What will be the effect of  Dunedin City Council film location fees on small-budget films like ...
What will be the effect of Dunedin City Council film location fees on small-budget films like 'Zombie', here being shot at Easter, in South Dunedin? Photo by Craig Baxter.

The Dunedin City Council's draft film location fee policy is small-minded action from an increasingly punitive council, Michael Stedman says.

Well, well, well, the DCC has done it again! Another ill-considered policy that has the potential to limit growth.

The Dunedin City Council has circulated a draft film location fee policy. They have asked for comments regarding the introduction of the policy, which is code for it's a done deal unless you scream.

It appears to me the council operates at two extremes. Both are immensely damaging to the city and both have significant consequences for all of us, burdened as we are with ever-increasing rates.

On one hand, we have a council which can't say no, continuing to commit to extraordinary levels of capital expenditure on colossal projects. This council seems driven by a lethal cocktail of inflated egos and fiscal naivety, with the potential to bankrupt the city.

On the other hand, we have a group within city hall who appear driven by small-mindedness in their quest for schemes which seem to alienate as many residents as possible. Recent examples include the parking fiasco in the CBD, increased rates for people operating B&Bs, increased building consent fees, increases to parking costs and the threat to the harbour-side engineering cluster. I won't mention the John Wilson Ocean Dr shambles.

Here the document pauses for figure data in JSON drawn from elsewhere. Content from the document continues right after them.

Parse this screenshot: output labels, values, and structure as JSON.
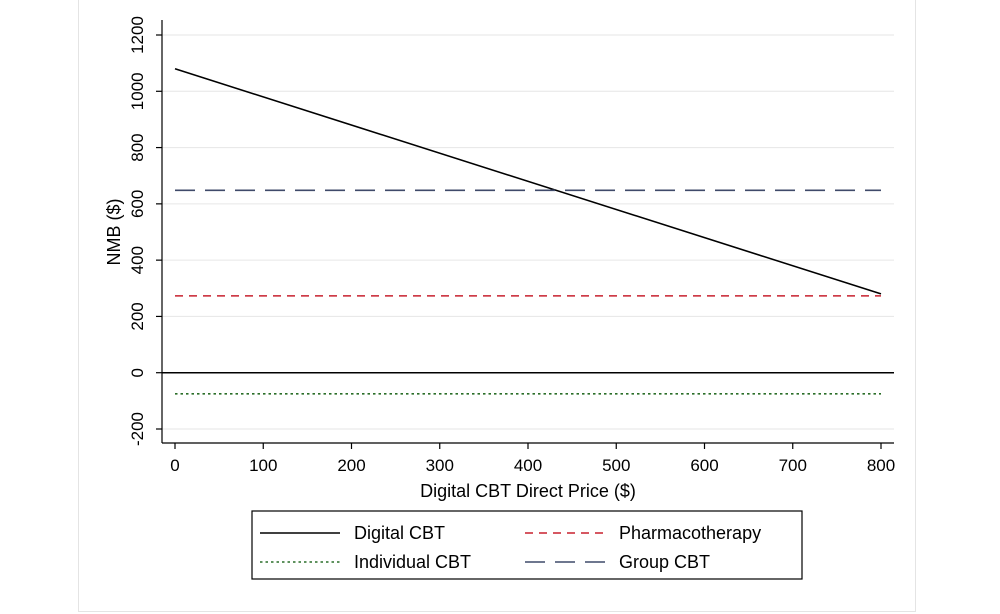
{
  "chart_data": {
    "type": "line",
    "xlabel": "Digital CBT Direct Price ($)",
    "ylabel": "NMB ($)",
    "xlim": [
      0,
      800
    ],
    "ylim": [
      -200,
      1200
    ],
    "x_ticks": [
      0,
      100,
      200,
      300,
      400,
      500,
      600,
      700,
      800
    ],
    "y_ticks": [
      -200,
      0,
      200,
      400,
      600,
      800,
      1000,
      1200
    ],
    "grid": true,
    "zero_line": true,
    "legend_position": "bottom",
    "series": [
      {
        "name": "Digital CBT",
        "x": [
          0,
          800
        ],
        "y": [
          1080,
          280
        ],
        "color": "#000000",
        "dash": "solid"
      },
      {
        "name": "Pharmacotherapy",
        "x": [
          0,
          800
        ],
        "y": [
          273,
          273
        ],
        "color": "#c8202e",
        "dash": "short-dash"
      },
      {
        "name": "Individual CBT",
        "x": [
          0,
          800
        ],
        "y": [
          -75,
          -75
        ],
        "color": "#2a6e28",
        "dash": "dot"
      },
      {
        "name": "Group CBT",
        "x": [
          0,
          800
        ],
        "y": [
          648,
          648
        ],
        "color": "#3f4a6a",
        "dash": "long-dash"
      }
    ]
  }
}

Back to the film location fees.

The council claims these fees will bring Dunedin into line with other film offices in New Zealand, in particular Queenstown. This is hardly a strategic comparison. Unlike Dunedin, Queenstown, as a location, has been home to a significant number of international feature films and hundreds of commercials. Its location draws large budget films like a magnet.

The colossal budgets for large feature productions, similar to the size Queenstown attracts, which are very occasionally filmed here, would be unaffected by these fees. The company I run (NHNZ) would simply choose to film elsewhere.

The only filmmakers who will be affected are the small teams, on low budgets, attempting to establish themselves in this city as part of an increasingly valuable Dunedin industry.

These are talented and tenacious young people who struggle, without the levels of support enjoyed by their northern counterparts, to make films that have begun to be recognised internationally.

They deserve support and encouragement, not punitive road blocks.

These filmmakers also offer potential value by exposing Dunedin to national and international audiences. I suspect these values have not been considered.

This is another case of bureaucracy developing road blocks to growing a potentially valuable, specialised, wealth-generating industry. At the very least, the council should have begun a dialogue with affected parties before presenting an ill-considered policy that will only serve, yet again, to alienate another sector in our city.

With a city in crisis regarding loss of industries, the last thing we need is small-minded policy-making from an increasingly punitive council. Such policies have the potential to erode what remains even further.

Finally, media in all its various forms has grown over the past 10 years to become a significant industry in this city.

The council has absolutely no idea what the film industry is worth to the city, nor is it engaged with the wider industry in order to find out. Perhaps replacing ill-considered policies with dialogue may just help that badly needed growth.

Michael Stedman is the managing-director of NHNZ.